Hot-melt extrusion (HME) technology has been a widely used manufacturing process in the plastics industry for more than half of a century and has recently been demonstrated to be a “continuous process” for the pharmaceutical industry. Over the last two decades, pharma has gradually focused on HME techniques for many drug delivery applications, which is evident from the scientific literature. In the last 15 years, over 200 research papers and many several reviews have been published on the subject. In addition, HME patents issued world-wide for pharmaceutical systems have increased since the early 1980’s.
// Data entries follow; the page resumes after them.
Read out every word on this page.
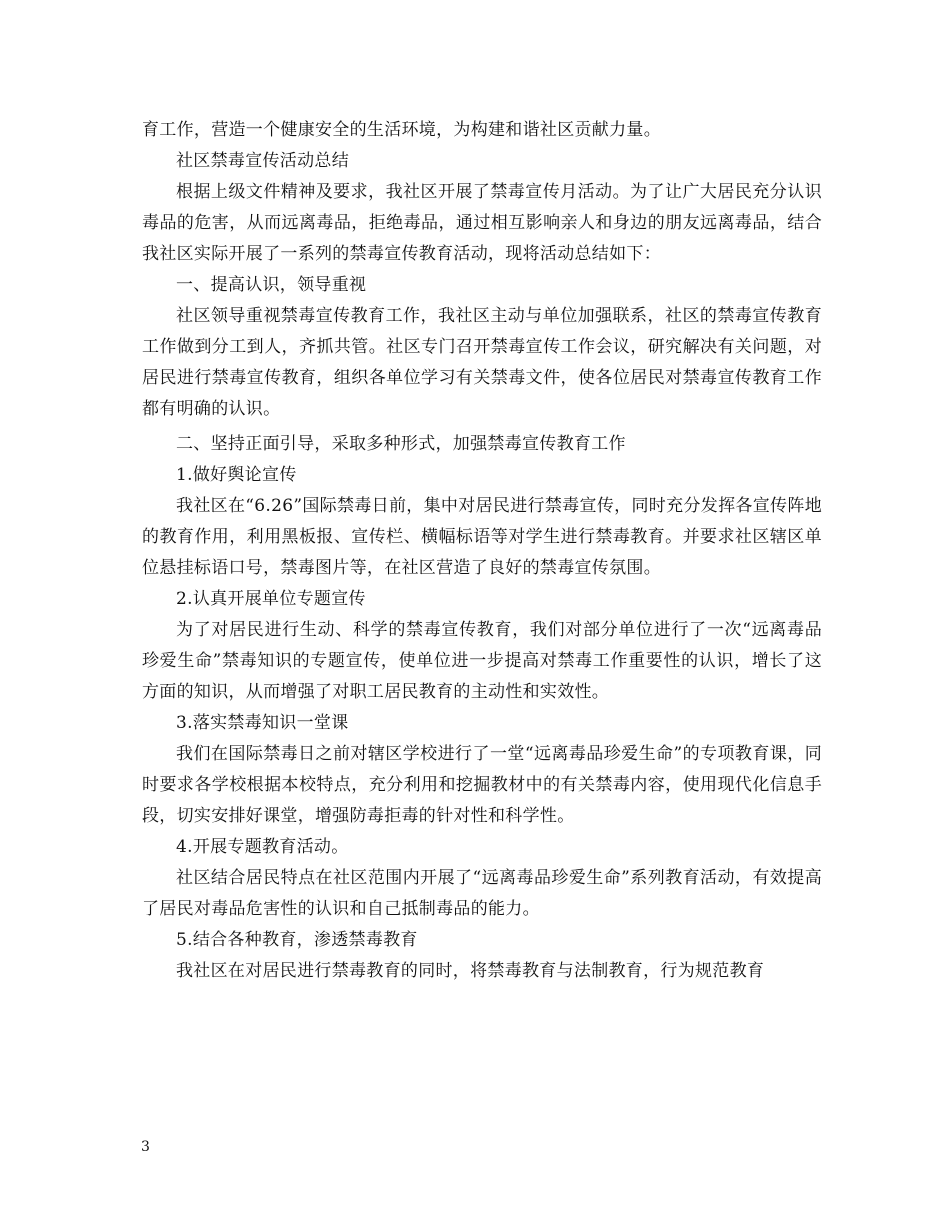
育工作，营造一个健康安全的生活环境，为构建和谐社区贡献力量。

社区禁毒宣传活动总结

根据上级文件精神及要求，我社区开展了禁毒宣传月活动。为了让广大居民充分认识毒品的危害，从而远离毒品，拒绝毒品，通过相互影响亲人和身边的朋友远离毒品，结合我社区实际开展了一系列的禁毒宣传教育活动，现将活动总结如下：

一、提高认识，领导重视

社区领导重视禁毒宣传教育工作，我社区主动与单位加强联系，社区的禁毒宣传教育工作做到分工到人，齐抓共管。社区专门召开禁毒宣传工作会议，研究解决有关问题，对居民进行禁毒宣传教育，组织各单位学习有关禁毒文件，使各位居民对禁毒宣传教育工作都有明确的认识。

二、坚持正面引导，采取多种形式，加强禁毒宣传教育工作

1.做好舆论宣传

我社区在“6.26”国际禁毒日前，集中对居民进行禁毒宣传，同时充分发挥各宣传阵地的教育作用，利用黑板报、宣传栏、横幅标语等对学生进行禁毒教育。并要求社区辖区单位悬挂标语口号，禁毒图片等，在社区营造了良好的禁毒宣传氛围。

2.认真开展单位专题宣传

为了对居民进行生动、科学的禁毒宣传教育，我们对部分单位进行了一次“远离毒品珍爱生命”禁毒知识的专题宣传，使单位进一步提高对禁毒工作重要性的认识，增长了这方面的知识，从而增强了对职工居民教育的主动性和实效性。

3.落实禁毒知识一堂课

我们在国际禁毒日之前对辖区学校进行了一堂“远离毒品珍爱生命”的专项教育课，同时要求各学校根据本校特点，充分利用和挖掘教材中的有关禁毒内容，使用现代化信息手段，切实安排好课堂，增强防毒拒毒的针对性和科学性。

4.开展专题教育活动。

社区结合居民特点在社区范围内开展了“远离毒品珍爱生命”系列教育活动，有效提高了居民对毒品危害性的认识和自己抵制毒品的能力。

5.结合各种教育，渗透禁毒教育

我社区在对居民进行禁毒教育的同时，将禁毒教育与法制教育，行为规范教育

3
HME offers several advantages over traditional processing techniques for pharmaceutical applications. The process is anhydrous, entails a continuous operation necessitating fewer processing steps, entails no organic solvents, requires no compression of the actives, and improves bioavailability due to dispersion of the drug at the molecular level in the final dosage forms. All of the components in the formulation must be thermally stable at the processing temperatures utilized, which may limit the extrusion of thermosensitive actives. However, advent of new techniques such as a combination of HME with nanotechnology, powder coating and complexation over the last several years continuously adds active pharmaceutical ingredients (APIs) to the HME list of candidates. Advancements in types of extruders have also expanded the number of drugs available for processing. For example, twin-screw extruders with flexible screw designs and inclusion of injection ports at different stages within the barrel permit the pharmaceutical scientist more freedom in the development of intricate dosage forms.
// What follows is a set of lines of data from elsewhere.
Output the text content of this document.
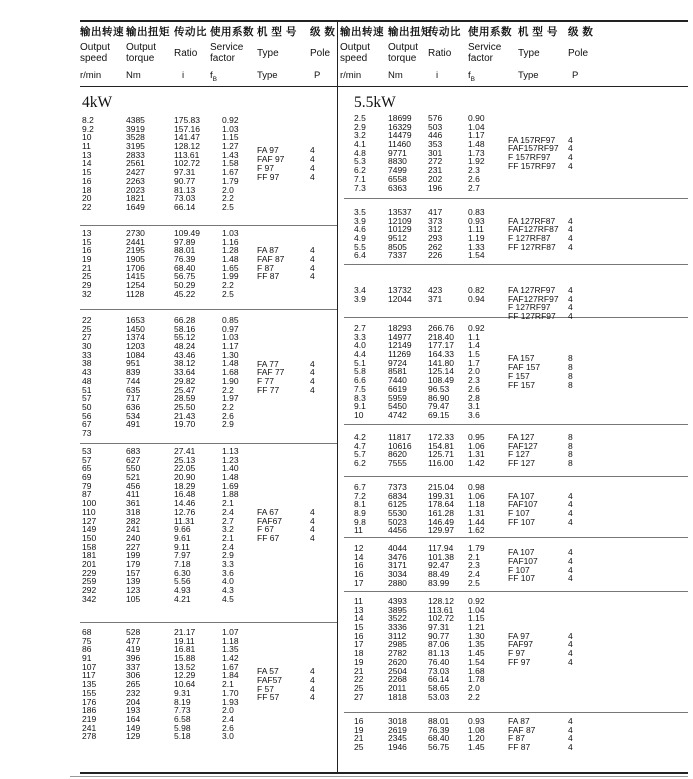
输出转速
Output
speed
r/min
输出扭矩
Output
torque
Nm
传动比
Ratio
i
使用系数
Service
factor
$f_B$
机 型 号
Type
Type
级 数
Pole
P
4kW
8.2
9.2
10
11
13
14
15
16
18
20
22
4385
3919
3528
3195
2833
2561
2427
2263
2023
1821
1649
175.83
157.16
141.47
128.12
113.61
102.72
97.31
90.77
81.13
73.03
66.14
0.92
1.03
1.15
1.27
1.43
1.58
1.67
1.79
2.0
2.2
2.5
FA 97
FAF 97
F 97
FF 97
4
4
4
4
13
15
16
19
21
25
29
32
2730
2441
2195
1905
1706
1415
1254
1128
109.49
97.89
88.01
76.39
68.40
56.75
50.29
45.22
1.03
1.16
1.28
1.48
1.65
1.99
2.2
2.5
FA 87
FAF 87
F 87
FF 87
4
4
4
4
22
25
27
30
33
38
43
48
51
57
50
56
67
73
1653
1450
1374
1203
1084
951
839
744
635
717
636
534
491
66.28
58.16
55.12
48.24
43.46
38.12
33.64
29.82
25.47
28.59
25.50
21.43
19.70
0.85
0.97
1.03
1.17
1.30
1.48
1.68
1.90
2.2
1.97
2.2
2.6
2.9
FA 77
FAF 77
F 77
FF 77
4
4
4
4
53
57
65
69
79
87
100
110
127
149
150
158
181
201
229
259
292
342
683
627
550
521
456
411
361
318
282
241
240
227
199
179
157
139
123
105
27.41
25.13
22.05
20.90
18.29
16.48
14.46
12.76
11.31
9.66
9.61
9.11
7.97
7.18
6.30
5.56
4.93
4.21
1.13
1.23
1.40
1.48
1.69
1.88
2.1
2.4
2.7
3.2
2.1
2.4
2.9
3.3
3.6
4.0
4.3
4.5
FA 67
FAF67
F 67
FF 67
4
4
4
4
68
75
86
91
107
117
135
155
176
186
219
241
278
528
477
419
396
337
306
265
232
204
193
164
149
129
21.17
19.11
16.81
15.88
13.52
12.29
10.64
9.31
8.19
7.73
6.58
5.98
5.18
1.07
1.18
1.35
1.42
1.67
1.84
2.1
1.70
1.93
2.0
2.4
2.6
3.0
FA 57
FAF57
F 57
FF 57
4
4
4
4
输出转速
Output
speed
r/min
输出扭矩
Output
torque
Nm
传动比
Ratio
i
使用系数
Service
factor
$f_B$
机 型 号
Type
Type
级 数
Pole
P
5.5kW
2.5
2.9
3.2
4.1
4.8
5.3
6.2
7.1
7.3
18699
16329
14479
11460
9771
8830
7499
6558
6363
576
503
446
353
301
272
231
202
196
0.90
1.04
1.17
1.48
1.73
1.92
2.3
2.6
2.7
FA 157RF97
FAF157RF97
F 157RF97
FF 157RF97
4
4
4
4
3.5
3.9
4.6
4.9
5.5
6.4
13537
12109
10129
9512
8505
7337
417
373
312
293
262
226
0.83
0.93
1.11
1.19
1.33
1.54
FA 127RF87
FAF127RF87
F 127RF87
FF 127RF87
4
4
4
4
3.4
3.9
13732
12044
423
371
0.82
0.94
FA 127RF97
FAF127RF97
F 127RF97
FF 127RF97
4
4
4
4
2.7
3.3
4.0
4.4
5.1
5.8
6.6
7.5
8.3
9.1
10
18293
14977
12149
11269
9724
8581
7440
6619
5959
5450
4742
266.76
218.40
177.17
164.33
141.80
125.14
108.49
96.53
86.90
79.47
69.15
0.92
1.1
1.4
1.5
1.7
2.0
2.3
2.6
2.8
3.1
3.6
FA 157
FAF 157
F 157
FF 157
8
8
8
8
4.2
4.7
5.7
6.2
11817
10616
8620
7555
172.33
154.81
125.71
116.00
0.95
1.06
1.31
1.42
FA 127
FAF127
F 127
FF 127
8
8
8
8
6.7
7.2
8.1
8.9
9.8
11
7373
6834
6125
5530
5023
4456
215.04
199.31
178.64
161.28
146.49
129.97
0.98
1.06
1.18
1.31
1.44
1.62
FA 107
FAF107
F 107
FF 107
4
4
4
4
12
14
16
16
17
4044
3476
3171
3034
2880
117.94
101.38
92.47
88.49
83.99
1.79
2.1
2.3
2.4
2.5
FA 107
FAF107
F 107
FF 107
4
4
4
4
11
13
14
15
16
17
18
19
21
22
25
27
4393
3895
3522
3336
3112
2985
2782
2620
2504
2268
2011
1818
128.12
113.61
102.72
97.31
90.77
87.06
81.13
76.40
73.03
66.14
58.65
53.03
0.92
1.04
1.15
1.21
1.30
1.35
1.45
1.54
1.68
1.78
2.0
2.2
FA 97
FAF97
F 97
FF 97
4
4
4
4
16
19
21
25
3018
2619
2345
1946
88.01
76.39
68.40
56.75
0.93
1.08
1.20
1.45
FA 87
FAF 87
F 87
FF 87
4
4
4
4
The extrusion process involves conversion of the API and excipients into a product of uniform shape (such as a fast-dissolving film or tablet) and density by forcing these materials through a die under controlled conditions. In HME, the meltable substances may be polymeric materials or low melting point waxes. Hot-melt extruded films may be produced separately and layered post-extrusion, or a multi-layered system may be co-extruded. In addition, pellets, tablets and capsules may be produced with this continuous process. The bioavailability of the drug substance for oral and other delivery routes may be improved when it is dispersed at the molecular level in HME dosage forms. New chemical entities, isolated natural compounds, and currently marketed drugs that demonstrate a low bioavailability due to solubility issues are prime candidates for this technology. Thus, hot-melt produced dosage forms present the pharmaceutical scientist with new opportunities, including the attainment of zero-order drug release when desired.